Of all the issues that concern Americans, none appears to divide us more bitterly than abortion. In recent months we have been assaulted by images from an escalating pro-choice vs. pro-life battle, as each side digs its trenches (and digs in its heels) for the long haul.

On one side, women and men brandishing coat hangers and signs reading "Keep Abortion Legal" claim that abortion is a woman's right, graphically reminding us of the women who died of self-inflicted and illegal abortions in years past. On the other side, women and men holding signs proclaiming "Equal Rights for Unborn Women" and "Abortion Is Murder" -- some bearing graphic depictions of aborted fetuses -- uphold the fetus' right to life and call the 1.5 million abortions that are performed each year in this country a holocaust.

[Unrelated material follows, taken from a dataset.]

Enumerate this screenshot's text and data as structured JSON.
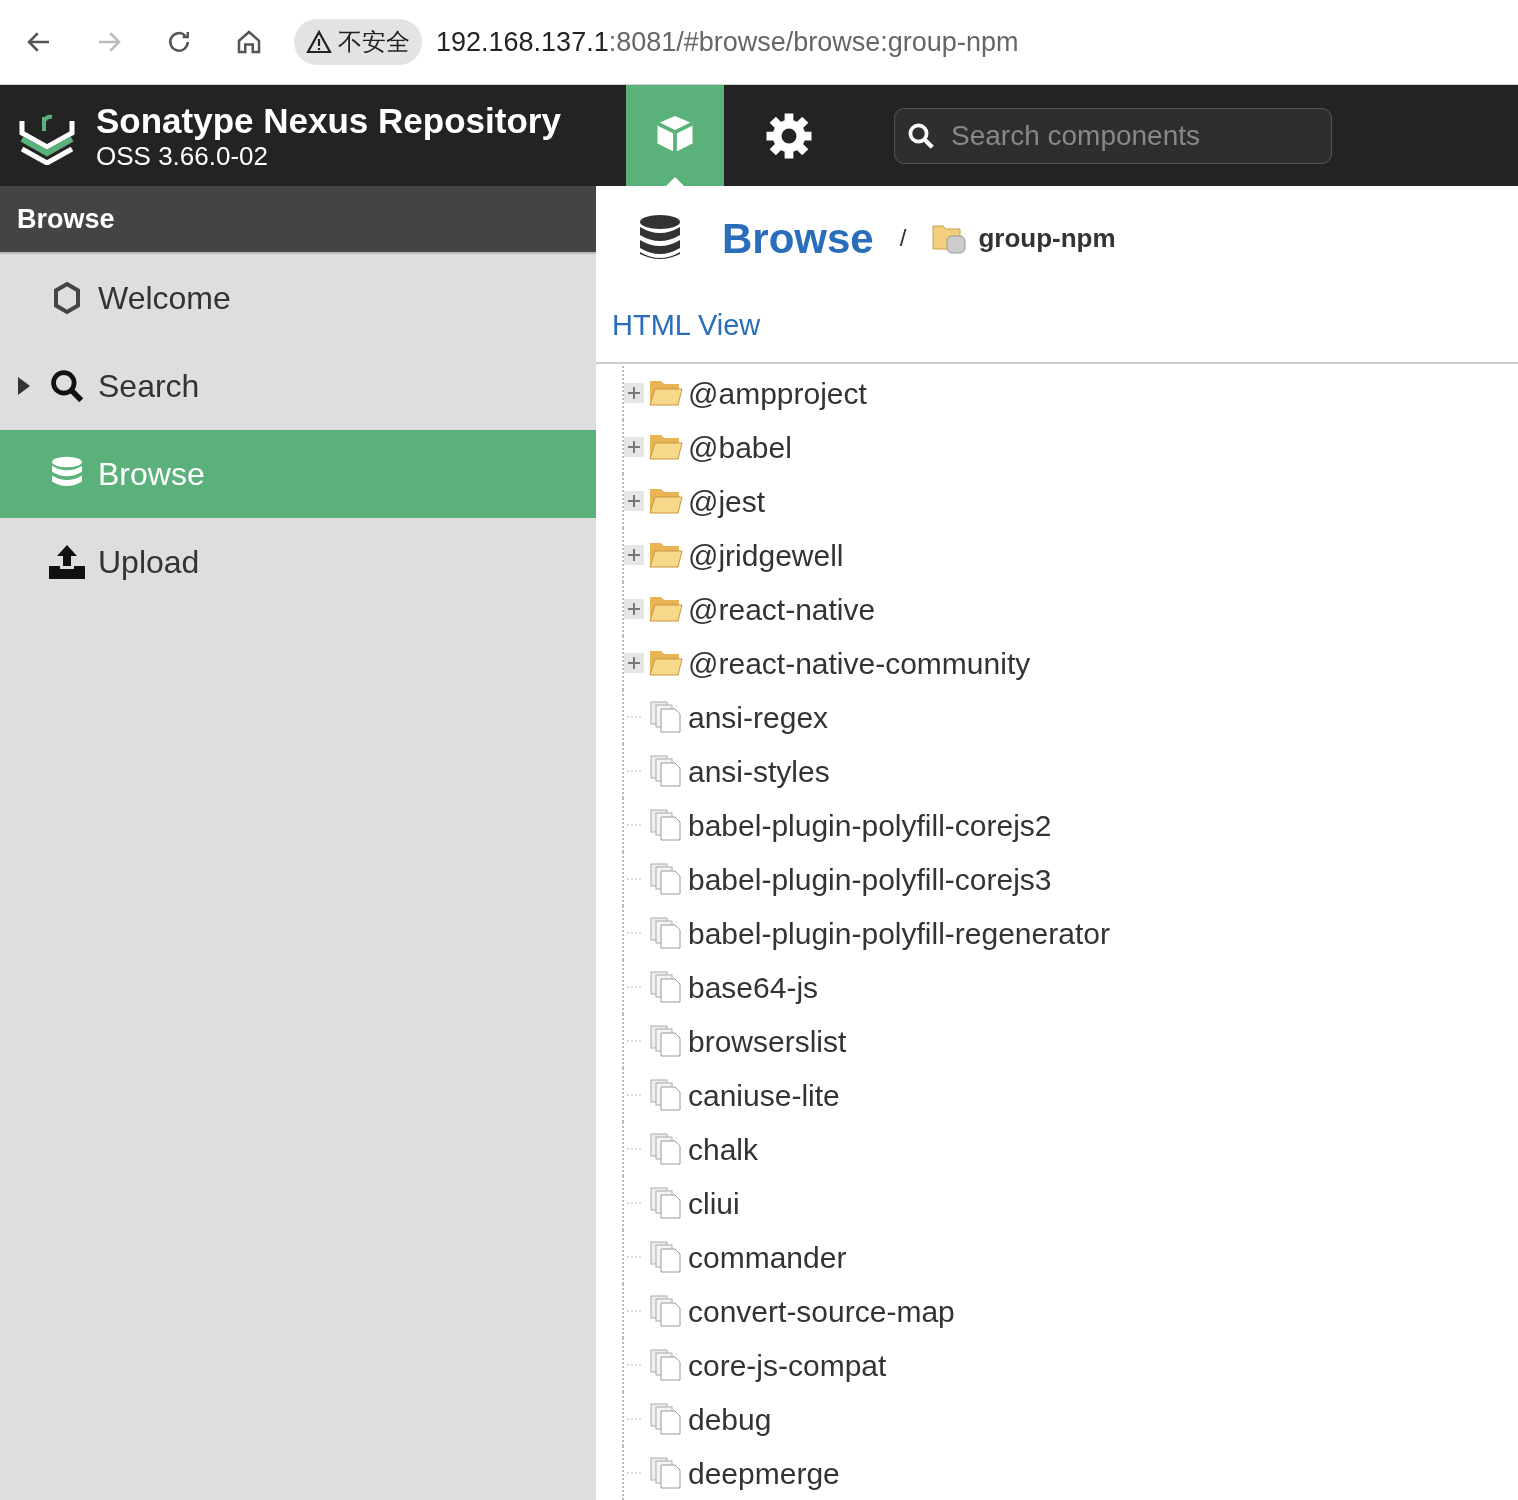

What triggered the recent intensification of the abortion war was a Supreme Court decision. On July 3, 1989, the court handed down its widely awaited ruling in the Missouri case of Webster vs. Reproductive Health Services. In anticipation of the decision, pro-choice advocates feared that the court might overturn its landmark 1973 Roe vs. Wade ruling, which established abortion as a constitutional right. Pro-life proponents, on the other hand, hoped the court might take the opportunity to make a historic reversal.